Once the scroll is roughed out, there's a lot of work to tidy it up. One of the things that really helps bring it into focus is putting a chamfer on all the edges--that little bevel between planes. For some reason, it really makes it easier to see everything that the scroll is doing, and how the spiral sort of "moves." Another thing that sharpens it up is putting the fluting into the scroll--the parallel gouges that run the length of the scroll. Both of these are stylistic elements that different makers do to different extents, and some barely do at all. Additionally, in a really old scroll, they may be nearly worn away. However, in this fresh scroll, they make the pattern really stand out more sharply.

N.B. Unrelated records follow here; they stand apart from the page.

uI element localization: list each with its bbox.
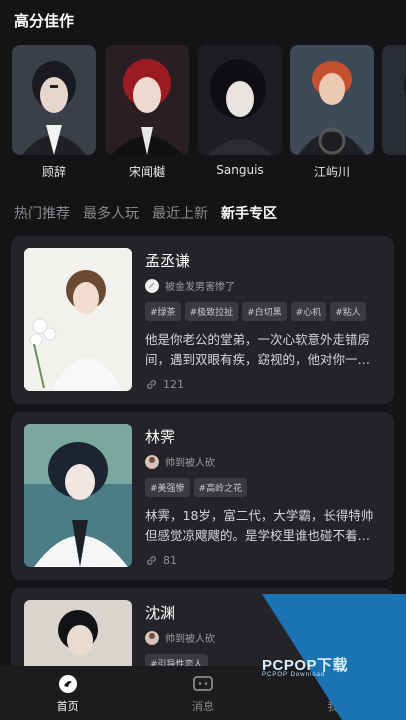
- tag-list: #美强惨 #高岭之花: [145, 478, 381, 497]
- top-work-name: 江屿川: [313, 165, 350, 179]
- character-description: 林霁，18岁，富二代，大学霸，长得特帅但感觉凉飕飕的。是学校里谁也碰不着的高..…: [145, 508, 374, 543]
- top-work-card[interactable]: Sanguis: [198, 45, 282, 177]
- home-icon: [58, 674, 77, 693]
- usage-count: 81: [163, 554, 177, 567]
- character-card[interactable]: 孟丞谦 被金发男害惨了 #绿茶 #极致拉扯 #白切黑 #心机 #粘人 他是你老公…: [11, 236, 394, 404]
- top-work-card[interactable]: 顾辞: [12, 45, 96, 180]
- top-works-carousel[interactable]: 顾辞 宋闻樾 Sanguis 江屿川: [12, 45, 406, 185]
- tab-most-played[interactable]: 最多人玩: [83, 203, 139, 223]
- author-row[interactable]: 被金发男害惨了: [145, 278, 381, 293]
- top-work-name: Sanguis: [216, 163, 264, 177]
- profile-icon: [329, 674, 348, 693]
- top-work-card[interactable]: 江屿川: [290, 45, 374, 180]
- link-icon: [147, 380, 156, 389]
- top-work-card[interactable]: 宋闻樾: [105, 45, 189, 180]
- nav-profile[interactable]: 我的: [271, 666, 406, 720]
- author-row[interactable]: 帅到被人砍: [145, 454, 381, 469]
- author-name: 帅到被人砍: [165, 458, 215, 469]
- top-work-card[interactable]: [382, 45, 406, 155]
- usage-stats: 81: [145, 554, 381, 567]
- nav-messages[interactable]: 消息: [135, 666, 270, 720]
- tag-list: #绿茶 #极致拉扯 #白切黑 #心机 #粘人: [145, 302, 381, 321]
- top-work-portrait: [290, 45, 374, 155]
- top-work-portrait: [105, 45, 189, 155]
- top-work-portrait: [198, 45, 282, 155]
- nav-messages-label: 消息: [191, 699, 214, 713]
- tag[interactable]: #美强惨: [145, 478, 190, 497]
- message-icon: [193, 675, 213, 691]
- link-icon: [147, 556, 156, 565]
- top-work-name: 宋闻樾: [128, 165, 165, 179]
- category-tabs: 热门推荐 最多人玩 最近上新 新手专区: [14, 203, 277, 223]
- tab-hot[interactable]: 热门推荐: [14, 203, 70, 223]
- tag[interactable]: #极致拉扯: [184, 302, 239, 321]
- usage-count: 121: [163, 378, 184, 391]
- character-description: 他是你老公的堂弟，一次心软意外走错房间，遇到双眼有疾，窈视的，他对你一见...: [145, 332, 371, 367]
- section-title: 高分佳作: [14, 12, 75, 30]
- character-name: 林霁: [145, 428, 176, 446]
- top-work-name: 顾辞: [41, 165, 66, 179]
- character-portrait: [24, 248, 132, 391]
- top-work-portrait: [382, 45, 406, 155]
- nav-home-label: 首页: [56, 699, 79, 713]
- author-avatar: [145, 630, 159, 645]
- character-portrait: [24, 424, 132, 567]
- character-name: 孟丞谦: [145, 252, 191, 270]
- tag[interactable]: #粘人: [330, 302, 366, 321]
- tag[interactable]: #高岭之花: [193, 478, 248, 497]
- tag[interactable]: #绿茶: [145, 302, 181, 321]
- tag[interactable]: #心机: [290, 302, 327, 321]
- author-name: 帅到被人砍: [165, 634, 215, 645]
- author-avatar: [145, 454, 159, 469]
- author-avatar: [145, 278, 159, 293]
- character-name: 沈渊: [145, 604, 176, 622]
- character-card[interactable]: 林霁 帅到被人砍 #美强惨 #高岭之花 林霁，18岁，富二代，大学霸，长得特帅但…: [11, 412, 394, 580]
- tab-newest[interactable]: 最近上新: [152, 203, 208, 223]
- nav-home[interactable]: 首页: [0, 666, 135, 720]
- author-row[interactable]: 帅到被人砍: [145, 630, 381, 645]
- usage-stats: 121: [145, 378, 381, 391]
- tab-beginner[interactable]: 新手专区: [221, 203, 277, 223]
- tag[interactable]: #白切黑: [242, 302, 287, 321]
- bottom-nav: 首页 消息 我的: [0, 666, 406, 720]
- top-work-portrait: [12, 45, 96, 155]
- author-name: 被金发男害惨了: [165, 282, 235, 293]
- nav-profile-label: 我的: [327, 699, 350, 713]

Speaking of sharp, there seems to be a universal phenomenon among wood craftspeople. Luthiers are especially fond of scary sharp tools, so everybody at the workshop spent a lot of time at the sharpening station--a hand cranked grinding wheel, a honing stone, and a strop. And it seems that everybody tested their blades in the same way: shave some hairs off of a convenient forearm. That's my left arm on the bottom, below my right arm--the picture shows how I've now got a bald patch above my left wrist.
One of the workshop participants is a luthier by trade, but was introduced to some wood artisans from another country. They had no common language, but when the foreigner saw my classmate's forearm, he laughed. He rolled back his left shirtsleeve, to reveal an identical bald patch right above his wrist. No common tongue, perhaps, but definitely a common forearm!